In de omstandigheid dat [appellant] zijn erfpachtrechten met woning heeft verkocht en geleverd nadat de Gemeente haar incidenteel hoger beroep had ingesteld en de Gemeente (onweersproken) heeft gesteld dat zij haar (in hoger beroep gewijzigde) eis niet zou hebben gehandhaafd als [appellant] de erfpachtrechten met woning eerder had verkocht, ziet het hof aanleiding om de proceskosten in het incidenteel hoger beroep tussen partijen te compenseren in die zin dat partijen hun eigen proceskosten dragen.
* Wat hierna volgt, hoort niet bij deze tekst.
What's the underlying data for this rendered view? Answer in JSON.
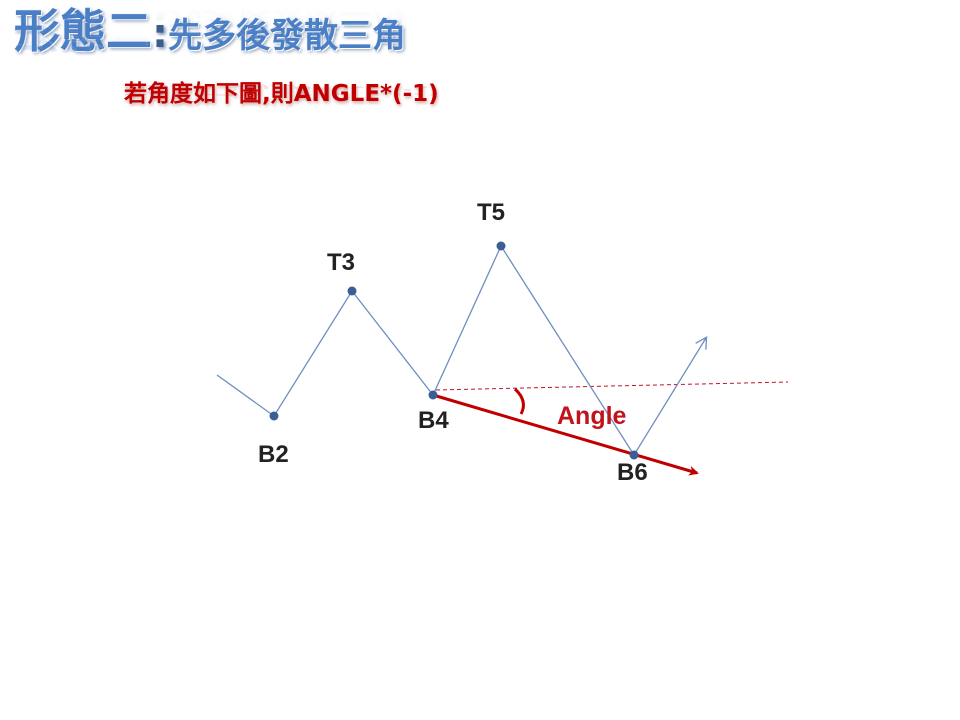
{
  "slide": {
    "title_part1": "形態二",
    "title_colon": ":",
    "title_part2": "先多後發散三角",
    "subtitle": "若角度如下圖,則ANGLE*(-1)"
  },
  "diagram": {
    "points": [
      {
        "label": "B2"
      },
      {
        "label": "T3"
      },
      {
        "label": "B4"
      },
      {
        "label": "T5"
      },
      {
        "label": "B6"
      }
    ],
    "angle_label": "Angle",
    "colors": {
      "zigzag": "#6f8fbf",
      "node": "#3b5f95",
      "arrow": "#c00000",
      "reference": "#c0142c"
    }
  }
}
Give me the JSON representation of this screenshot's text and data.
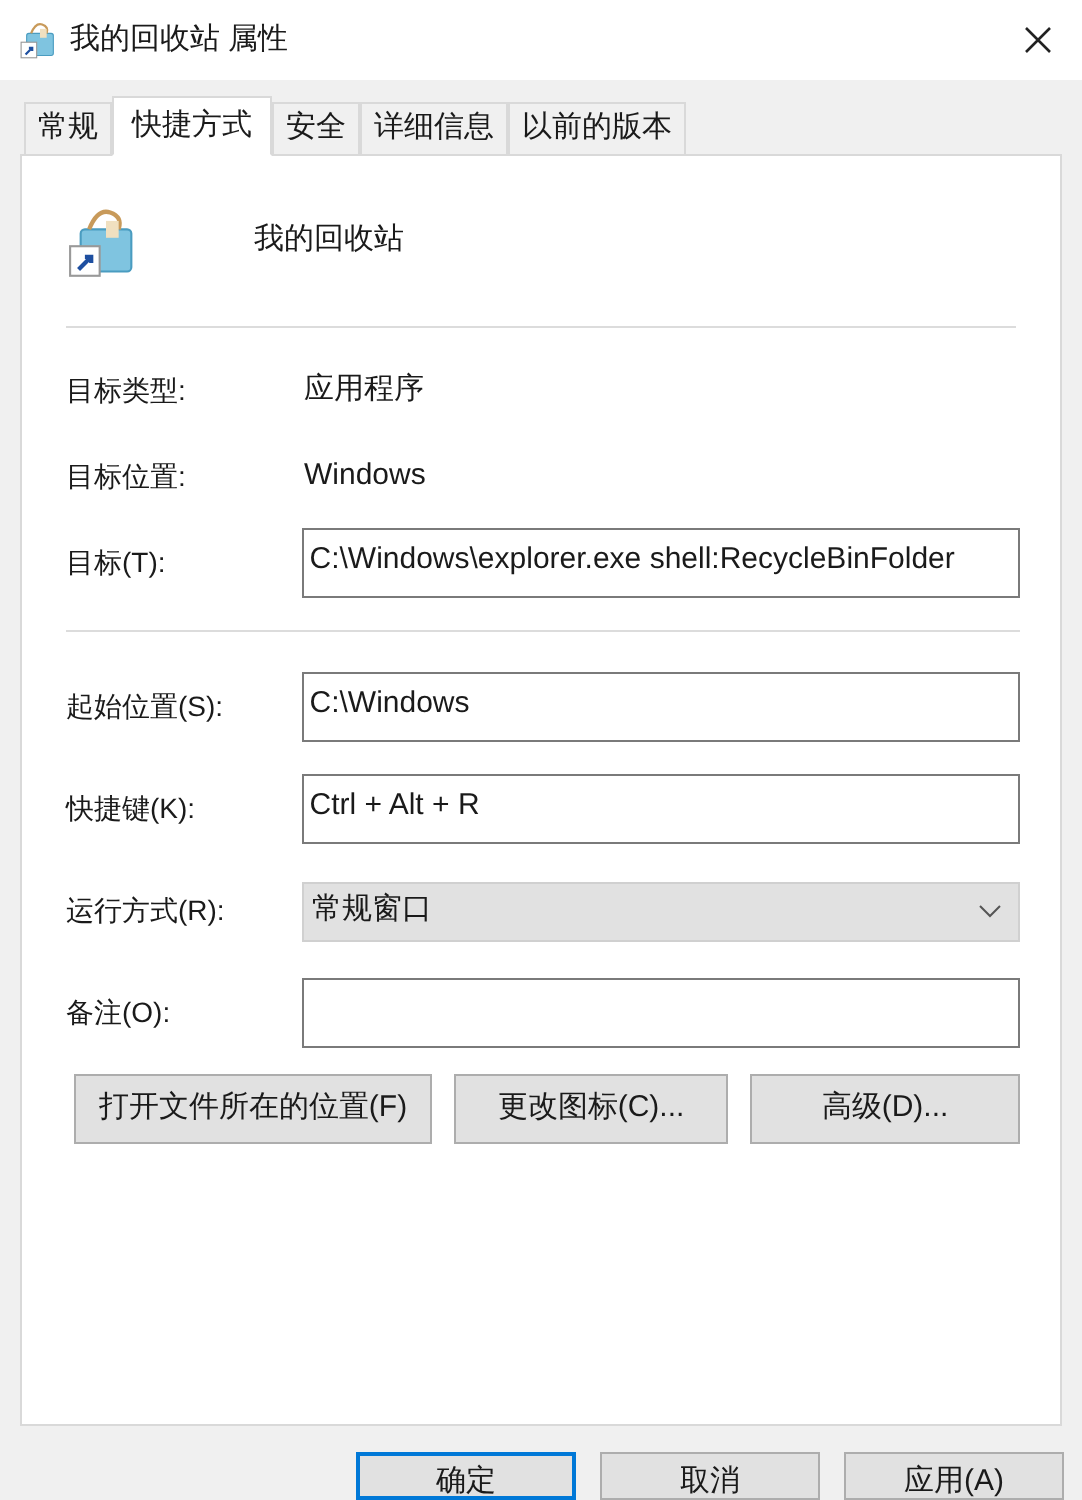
{
  "window": {
    "title": "我的回收站 属性"
  },
  "tabs": [
    {
      "label": "常规",
      "selected": false
    },
    {
      "label": "快捷方式",
      "selected": true
    },
    {
      "label": "安全",
      "selected": false
    },
    {
      "label": "详细信息",
      "selected": false
    },
    {
      "label": "以前的版本",
      "selected": false
    }
  ],
  "shortcut_name": "我的回收站",
  "sections": [
    [
      {
        "kind": "text",
        "label": "目标类型:",
        "value": "应用程序"
      },
      {
        "kind": "text",
        "label": "目标位置:",
        "value": "Windows"
      },
      {
        "kind": "field",
        "label": "目标(T):",
        "value": "C:\\Windows\\explorer.exe shell:RecycleBinFolder"
      }
    ],
    [
      {
        "kind": "field",
        "label": "起始位置(S):",
        "value": "C:\\Windows"
      },
      {
        "kind": "field",
        "label": "快捷键(K):",
        "value": "Ctrl + Alt + R"
      },
      {
        "kind": "dropdown",
        "label": "运行方式(R):",
        "value": "常规窗口"
      },
      {
        "kind": "field",
        "label": "备注(O):"
      }
    ]
  ],
  "buttons": [
    "打开文件所在的位置(F)",
    "更改图标(C)...",
    "高级(D)..."
  ],
  "dialog_buttons": [
    {
      "label": "确定",
      "default": true
    },
    {
      "label": "取消",
      "default": false
    },
    {
      "label": "应用(A)",
      "default": false
    }
  ]
}
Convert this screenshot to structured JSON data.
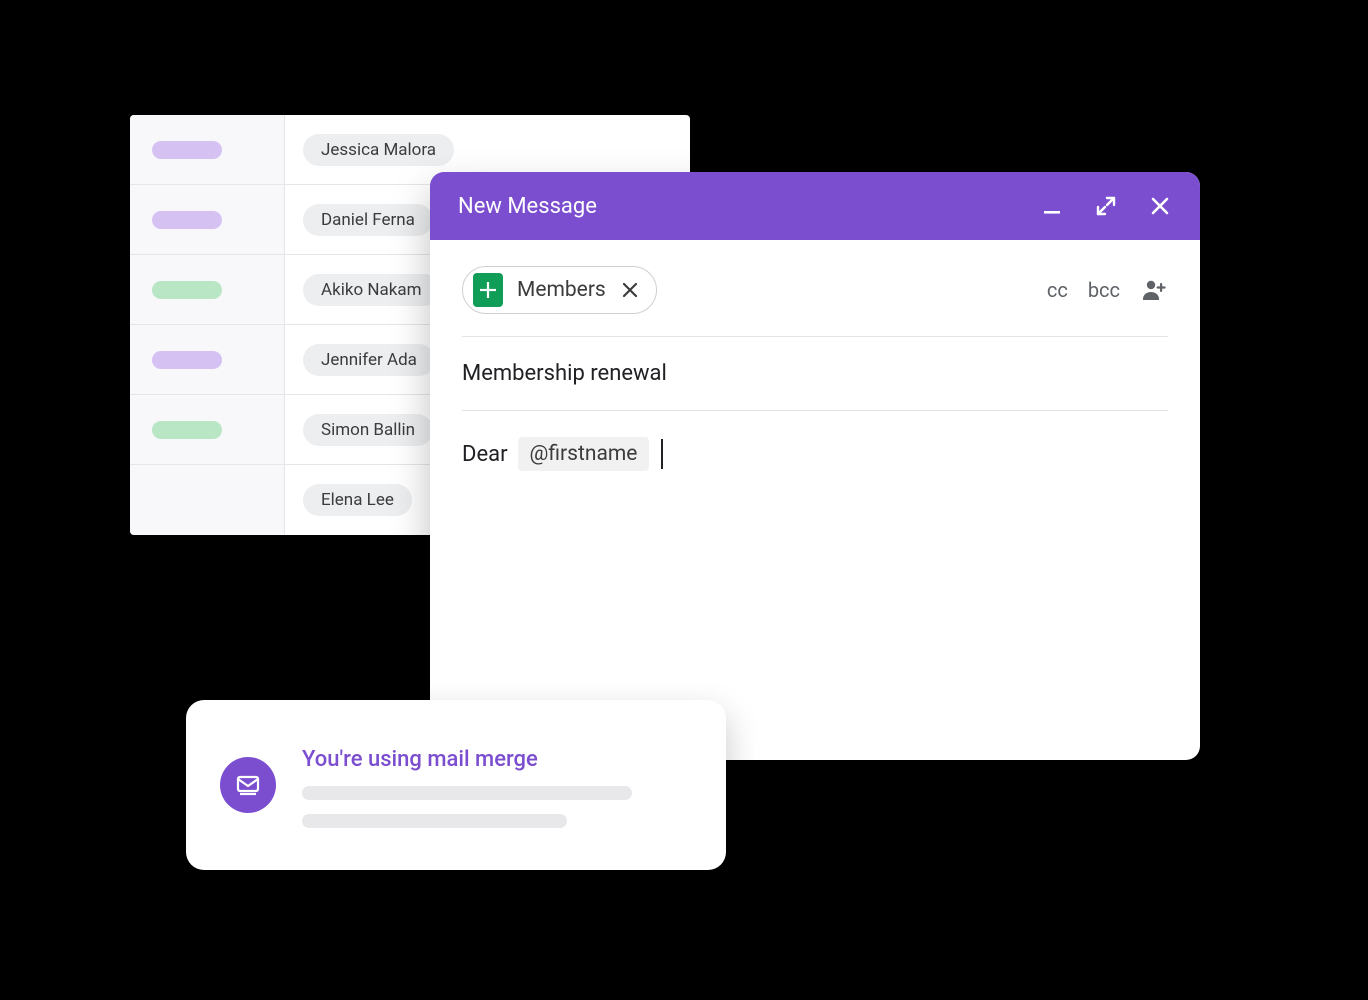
{
  "spreadsheet": {
    "rows": [
      {
        "status_color": "lav",
        "name": "Jessica Malora"
      },
      {
        "status_color": "lav",
        "name": "Daniel Ferna"
      },
      {
        "status_color": "grn",
        "name": "Akiko Nakam"
      },
      {
        "status_color": "lav",
        "name": "Jennifer Ada"
      },
      {
        "status_color": "grn",
        "name": "Simon Ballin"
      },
      {
        "status_color": "",
        "name": "Elena Lee"
      }
    ]
  },
  "compose": {
    "title": "New Message",
    "to_chip_label": "Members",
    "cc_label": "cc",
    "bcc_label": "bcc",
    "subject": "Membership renewal",
    "body_prefix": "Dear",
    "merge_tag": "@firstname"
  },
  "notification": {
    "title": "You're using mail merge"
  },
  "colors": {
    "accent": "#7b4ed0",
    "sheets_green": "#0f9d58",
    "pill_lavender": "#d5c2f3",
    "pill_green": "#b9e6c4"
  }
}
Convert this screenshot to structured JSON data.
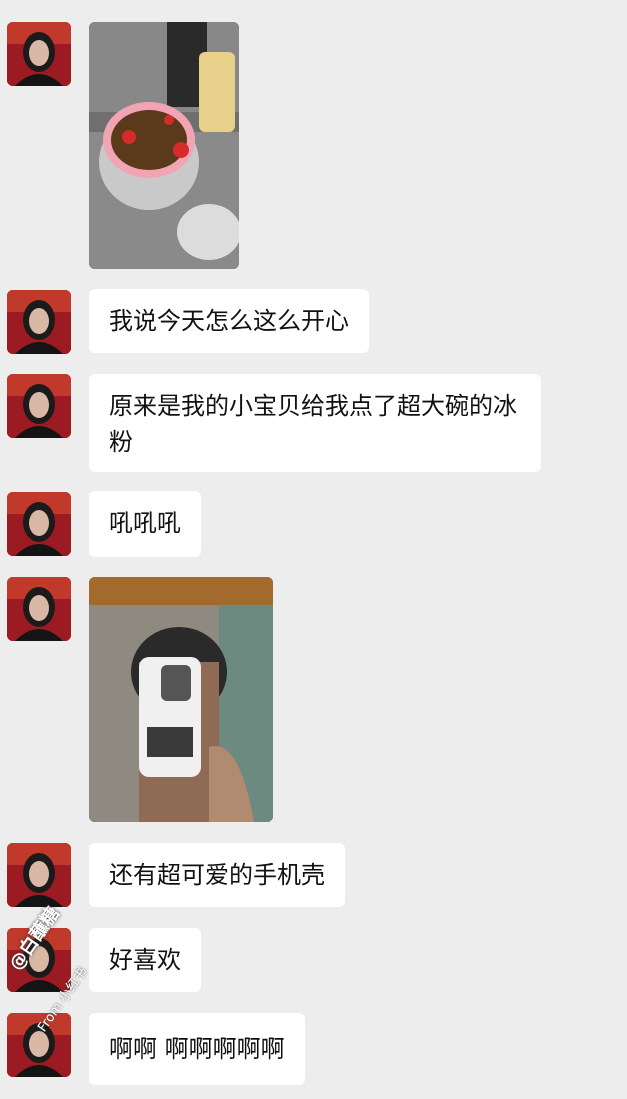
{
  "chat": {
    "messages": [
      {
        "type": "image",
        "image_name": "food-bowl-photo"
      },
      {
        "type": "text",
        "text": "我说今天怎么这么开心"
      },
      {
        "type": "text",
        "text": "原来是我的小宝贝给我点了超大碗的冰粉"
      },
      {
        "type": "text",
        "text": "吼吼吼"
      },
      {
        "type": "image",
        "image_name": "phone-case-selfie-photo"
      },
      {
        "type": "text",
        "text": "还有超可爱的手机壳"
      },
      {
        "type": "text",
        "text": "好喜欢"
      },
      {
        "type": "text",
        "text": "啊啊 啊啊啊啊啊"
      }
    ]
  },
  "watermark": {
    "name": "@白蘸糖",
    "source": "From 小红书"
  },
  "colors": {
    "background": "#ededed",
    "bubble": "#ffffff",
    "text": "#111111",
    "avatar_bg": "#a31a1f"
  },
  "icons": {
    "avatar": "avatar"
  }
}
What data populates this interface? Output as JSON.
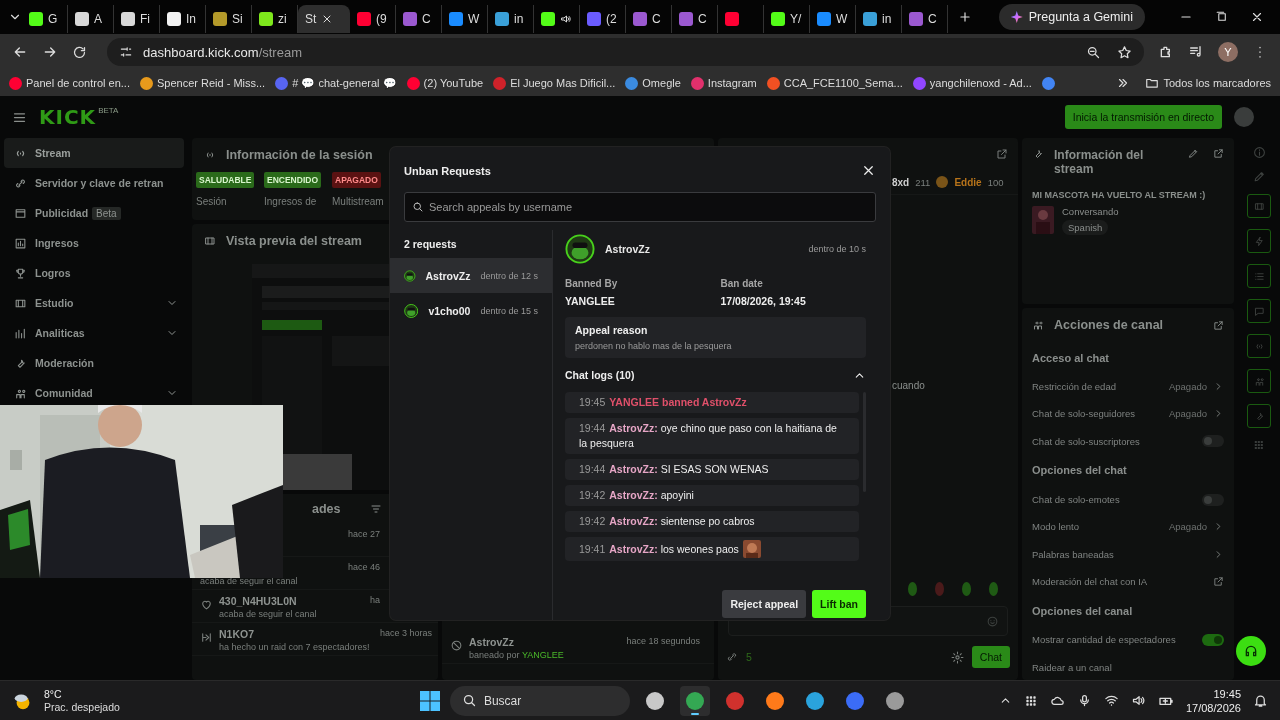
{
  "browser": {
    "tabs": [
      {
        "label": "G",
        "color": "#53fc18",
        "selected": false
      },
      {
        "label": "A",
        "color": "#d8d8d8",
        "selected": false
      },
      {
        "label": "Fi",
        "color": "#d8d8d8",
        "selected": false
      },
      {
        "label": "In",
        "color": "#f2f2f2",
        "selected": false
      },
      {
        "label": "Si",
        "color": "#b49a2a",
        "selected": false
      },
      {
        "label": "zi",
        "color": "#7ee81c",
        "selected": false
      },
      {
        "label": "St",
        "selected": true
      },
      {
        "label": "(9",
        "color": "#ff0033",
        "selected": false
      },
      {
        "label": "C",
        "color": "#9b59d0",
        "selected": false
      },
      {
        "label": "W",
        "color": "#1a8cff",
        "selected": false
      },
      {
        "label": "in",
        "color": "#3aa0d8",
        "selected": false
      },
      {
        "color": "#53fc18",
        "audio": true,
        "selected": false
      },
      {
        "label": "(2",
        "color": "#6b5cff",
        "selected": false
      },
      {
        "label": "C",
        "color": "#9b59d0",
        "selected": false
      },
      {
        "label": "C",
        "color": "#9b59d0",
        "selected": false
      },
      {
        "color": "#ff0033",
        "selected": false
      },
      {
        "label": "Y/",
        "color": "#53fc18",
        "selected": false
      },
      {
        "label": "W",
        "color": "#1a8cff",
        "selected": false
      },
      {
        "label": "in",
        "color": "#3aa0d8",
        "selected": false
      },
      {
        "label": "C",
        "color": "#9b59d0",
        "selected": false
      }
    ],
    "gemini_button": "Pregunta a Gemini",
    "address": {
      "host": "dashboard.kick.com",
      "path": "/stream"
    },
    "profile_initial": "Y",
    "bookmarks": [
      {
        "label": "Panel de control en...",
        "color": "#ff0033"
      },
      {
        "label": "Spencer Reid - Miss...",
        "color": "#e89a1c"
      },
      {
        "label": "# 💬 chat-general 💬",
        "color": "#5865f2"
      },
      {
        "label": "(2) YouTube",
        "color": "#ff0033"
      },
      {
        "label": "El Juego Mas Dificil...",
        "color": "#d0222a"
      },
      {
        "label": "Omegle",
        "color": "#3b8be0"
      },
      {
        "label": "Instagram",
        "color": "#e1306c"
      },
      {
        "label": "CCA_FCE1100_Sema...",
        "color": "#f25022"
      },
      {
        "label": "yangchilenoxd - Ad...",
        "color": "#9146ff"
      },
      {
        "color": "#4285f4"
      }
    ],
    "all_bookmarks": "Todos los marcadores"
  },
  "dashboard": {
    "logo": "KICK",
    "logo_badge": "BETA",
    "go_live_button": "Inicia la transmisión en directo",
    "sidebar": [
      {
        "label": "Stream",
        "selected": true,
        "expandable": false
      },
      {
        "label": "Servidor y clave de retran",
        "selected": false,
        "expandable": false
      },
      {
        "label": "Publicidad",
        "tag": "Beta",
        "selected": false,
        "expandable": false
      },
      {
        "label": "Ingresos",
        "selected": false,
        "expandable": false
      },
      {
        "label": "Logros",
        "selected": false,
        "expandable": false
      },
      {
        "label": "Estudio",
        "selected": false,
        "expandable": true
      },
      {
        "label": "Analiticas",
        "selected": false,
        "expandable": true
      },
      {
        "label": "Moderación",
        "selected": false,
        "expandable": false
      },
      {
        "label": "Comunidad",
        "selected": false,
        "expandable": true
      }
    ],
    "session": {
      "title": "Información de la sesión",
      "stats": [
        {
          "badge": "SALUDABLE",
          "kind": "ok",
          "color": "#2a6a1a",
          "label": "Sesión"
        },
        {
          "badge": "ENCENDIDO",
          "kind": "ok",
          "color": "#2a6a1a",
          "label": "Ingresos de"
        },
        {
          "badge": "APAGADO",
          "kind": "error",
          "color": "#5a1212",
          "label": "Multistream"
        }
      ]
    },
    "preview": {
      "title": "Vista previa del stream"
    },
    "activity": {
      "title": "ades",
      "items": [
        {
          "kind": "hidden",
          "time": "hace 27"
        },
        {
          "kind": "hidden",
          "time": "hace 46",
          "text": "acaba de seguir el canal"
        },
        {
          "kind": "follow",
          "name": "430_N4HU3L0N",
          "time": "ha",
          "text": "acaba de seguir el canal"
        },
        {
          "kind": "raid",
          "name": "N1KO7",
          "time": "hace 3 horas",
          "text": "ha hecho un raid con 7 espectadores!"
        }
      ]
    },
    "mod_log": {
      "items": [
        {
          "kind": "ban",
          "name": "AstrovZz",
          "time": "hace 18 segundos",
          "text": "baneado por",
          "actor": "YANGLEE"
        }
      ]
    },
    "chat": {
      "leaderboard": [
        {
          "name": "8xd",
          "points": "211",
          "color": "#cfcfcf"
        },
        {
          "name": "Eddie",
          "points": "100",
          "color": "#b8741a"
        }
      ],
      "messages": [
        "cuando"
      ],
      "viewer_count": "5",
      "send_button": "Chat"
    },
    "stream_info": {
      "title": "Información del stream",
      "stream_title": "MI MASCOTA HA VUELTO AL STREAM :)",
      "category": "Conversando",
      "tags": [
        "Spanish"
      ]
    },
    "channel_actions": {
      "title": "Acciones de canal",
      "rows": [
        {
          "kind": "heading",
          "label": "Acceso al chat"
        },
        {
          "kind": "setting",
          "label": "Restricción de edad",
          "value": "Apagado"
        },
        {
          "kind": "setting",
          "label": "Chat de solo-seguidores",
          "value": "Apagado"
        },
        {
          "kind": "toggle",
          "label": "Chat de solo-suscriptores",
          "on": false
        },
        {
          "kind": "heading",
          "label": "Opciones del chat"
        },
        {
          "kind": "toggle",
          "label": "Chat de solo-emotes",
          "on": false
        },
        {
          "kind": "setting",
          "label": "Modo lento",
          "value": "Apagado"
        },
        {
          "kind": "link",
          "label": "Palabras baneadas"
        },
        {
          "kind": "external",
          "label": "Moderación del chat con IA"
        },
        {
          "kind": "heading",
          "label": "Opciones del canal"
        },
        {
          "kind": "toggle",
          "label": "Mostrar cantidad de espectadores",
          "on": true
        },
        {
          "kind": "plain",
          "label": "Raidear a un canal"
        }
      ]
    }
  },
  "unban_modal": {
    "title": "Unban Requests",
    "search": {
      "placeholder": "Search appeals by username"
    },
    "count": "2 requests",
    "requests": [
      {
        "name": "AstrovZz",
        "time": "dentro de 12 s",
        "selected": true
      },
      {
        "name": "v1cho00",
        "time": "dentro de 15 s",
        "selected": false
      }
    ],
    "detail": {
      "name": "AstrovZz",
      "time": "dentro de 10 s",
      "banned_by_label": "Banned By",
      "banned_by": "YANGLEE",
      "ban_date_label": "Ban date",
      "ban_date": "17/08/2026, 19:45",
      "appeal_label": "Appeal reason",
      "appeal_text": "perdonen no hablo mas de la pesquera",
      "chat_logs_title": "Chat logs (10)",
      "chat_logs_expanded": true,
      "chat_logs": [
        {
          "kind": "ban",
          "time": "19:45",
          "text": "YANGLEE banned AstrovZz"
        },
        {
          "kind": "message",
          "time": "19:44",
          "user": "AstrovZz:",
          "text": "oye chino que paso con la haitiana de la pesquera",
          "emote": false
        },
        {
          "kind": "message",
          "time": "19:44",
          "user": "AstrovZz:",
          "text": "SI ESAS SON WENAS",
          "emote": false
        },
        {
          "kind": "message",
          "time": "19:42",
          "user": "AstrovZz:",
          "text": "apoyini",
          "emote": false
        },
        {
          "kind": "message",
          "time": "19:42",
          "user": "AstrovZz:",
          "text": "sientense po cabros",
          "emote": false
        },
        {
          "kind": "message",
          "time": "19:41",
          "user": "AstrovZz:",
          "text": "los weones paos",
          "emote": true
        }
      ]
    },
    "buttons": [
      {
        "kind": "secondary",
        "label": "Reject appeal"
      },
      {
        "kind": "primary",
        "label": "Lift ban"
      }
    ]
  },
  "taskbar": {
    "weather": {
      "temp": "8°C",
      "text": "Prac. despejado"
    },
    "search_placeholder": "Buscar",
    "apps": [
      {
        "color": "#c8c8c8",
        "selected": false
      },
      {
        "color": "#34a853",
        "selected": true
      },
      {
        "color": "#d0312d",
        "selected": false
      },
      {
        "color": "#ff7a1a",
        "selected": false
      },
      {
        "color": "#2aa3dd",
        "selected": false
      },
      {
        "color": "#3b6cf6",
        "selected": false
      },
      {
        "color": "#9a9a9a",
        "selected": false
      }
    ],
    "time": "19:45",
    "date": "17/08/2026"
  }
}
Slotsom en proceskosten in principaal en incidenteel hoger beroep
4.19.
De grieven van [appellant] in het principaal hoger beroep treffen geen doel. Het bestreden vonnis zal worden bekrachtigd. De gewijzigde vorderingen van [appellant] in hoger beroep zullen worden afgewezen. [appellant] is in hoger beroep in het ongelijk gesteld en zal daarom worden veroordeeld in de proceskosten in het principaal hoger beroep. De proceskosten in het incidenteel hoger beroep zullen tussen partijen worden gecompenseerd, in die zin dat partijen hun eigen proceskosten dragen. Het hof stelt de kosten in het principaal hoger beroep als volgt vast:
- griffierecht € 783,00
- salaris advocaat € 2.428,00 (tarief € 1.214,00 x twee punten)
Totaal € 3.211,00.

5.Beslissing

Het hof:
rechtdoende in principaal en incidenteel hoger beroep:
5.1.
bekrachtigt het bestreden vonnis;
5.2.
veroordeelt [appellant] in de kosten van het geding in het principaal hoger beroep, tot op heden aan de zijde van de Gemeente vastgesteld op € 3.211,00;
5.3.
bepaalt dat partijen in het incidenteel hoger beroep hun eigen proceskosten dragen;
5.4.
wijst af het meer of anders gevorderde.
Dit arrest is gewezen door mrs. I. de Greef, D. Kingma en E.J. Bellaart en door de rolraadsheer in het openbaar uitgesproken op 17 december 2024.